I am working on a homemade non-transferred arc plasma torch, a device that generates and sustains an electric arc, that is blown in particular conditions.
The power supply is composed of two subsystems: a “low”-voltage power supply (up to 1000 V) running at high power and current-controlled (close to 100 kW at maximum power), and a high-voltage power supply (up to 30 kV) running at low power (up to 50 W).
The high-voltage power supply ignites an arc with a quick discharge (a few tens of µs), and the low-voltage power supply has to react as quickly as possible to sustain the arc once it is ignited.
Both power supplies are connected in parallel, and currently, the high-voltage is going towards the low-voltage power supply as its resistance seems to be lower than the one of the plasma system. To avoid this problem, I want to put in diodes to avoid the current going towards the low-voltage power supply.
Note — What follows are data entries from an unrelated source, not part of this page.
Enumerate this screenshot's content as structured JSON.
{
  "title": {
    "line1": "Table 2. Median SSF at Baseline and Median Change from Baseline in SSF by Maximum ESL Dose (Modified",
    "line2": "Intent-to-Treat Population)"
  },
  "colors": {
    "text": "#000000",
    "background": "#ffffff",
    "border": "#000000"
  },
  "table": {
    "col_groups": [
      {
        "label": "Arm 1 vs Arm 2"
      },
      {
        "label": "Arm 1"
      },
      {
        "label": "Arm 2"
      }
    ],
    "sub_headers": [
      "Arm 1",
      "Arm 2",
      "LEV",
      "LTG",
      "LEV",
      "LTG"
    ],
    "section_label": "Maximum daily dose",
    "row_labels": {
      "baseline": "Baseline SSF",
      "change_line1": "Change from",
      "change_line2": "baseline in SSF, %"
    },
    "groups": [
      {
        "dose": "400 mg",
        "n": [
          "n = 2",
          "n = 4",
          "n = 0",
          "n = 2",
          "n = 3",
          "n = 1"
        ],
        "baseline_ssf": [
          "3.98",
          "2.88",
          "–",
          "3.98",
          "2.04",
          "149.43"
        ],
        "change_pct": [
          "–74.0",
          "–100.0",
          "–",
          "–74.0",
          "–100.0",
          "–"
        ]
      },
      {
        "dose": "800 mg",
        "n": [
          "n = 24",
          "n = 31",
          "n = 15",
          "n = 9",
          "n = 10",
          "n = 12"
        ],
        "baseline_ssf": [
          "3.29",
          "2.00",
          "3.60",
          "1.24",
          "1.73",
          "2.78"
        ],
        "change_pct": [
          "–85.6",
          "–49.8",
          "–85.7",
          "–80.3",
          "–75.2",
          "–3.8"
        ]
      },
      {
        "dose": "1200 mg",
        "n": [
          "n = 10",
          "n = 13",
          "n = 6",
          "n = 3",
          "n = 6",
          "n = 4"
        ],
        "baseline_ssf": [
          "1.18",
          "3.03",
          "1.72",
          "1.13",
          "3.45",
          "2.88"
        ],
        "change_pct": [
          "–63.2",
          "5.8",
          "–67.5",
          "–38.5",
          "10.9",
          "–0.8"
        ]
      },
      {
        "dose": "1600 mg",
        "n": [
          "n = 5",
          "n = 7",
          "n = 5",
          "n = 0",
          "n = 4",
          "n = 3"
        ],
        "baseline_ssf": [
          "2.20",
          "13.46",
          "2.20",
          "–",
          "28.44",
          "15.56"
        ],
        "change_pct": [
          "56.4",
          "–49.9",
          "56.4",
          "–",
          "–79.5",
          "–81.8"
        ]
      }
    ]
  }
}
For that, I need a diode that can sustain >100 A and >25 kV, which is really expensive to do with only one diode, so I want to use several MDQ 150A 1600V diodes in series, 20 diodes for safety, to increase the reverse voltage capacity of the circuit.
While reverse-biased, the blocking voltage of each diode is different as the diodes need to carry the same leakage current. I read online that this problem can be solved by connecting resistances across every diode. Voltage would be shared equally; hence the leakage current would differ.
However, I’m having trouble calculating the value of the resistors.
I used several sources, for example this calculator. I often come across the value of 3 MΩ per resistor, which is doable, but seems a bit high.
Does anyone have an idea on how I should proceed?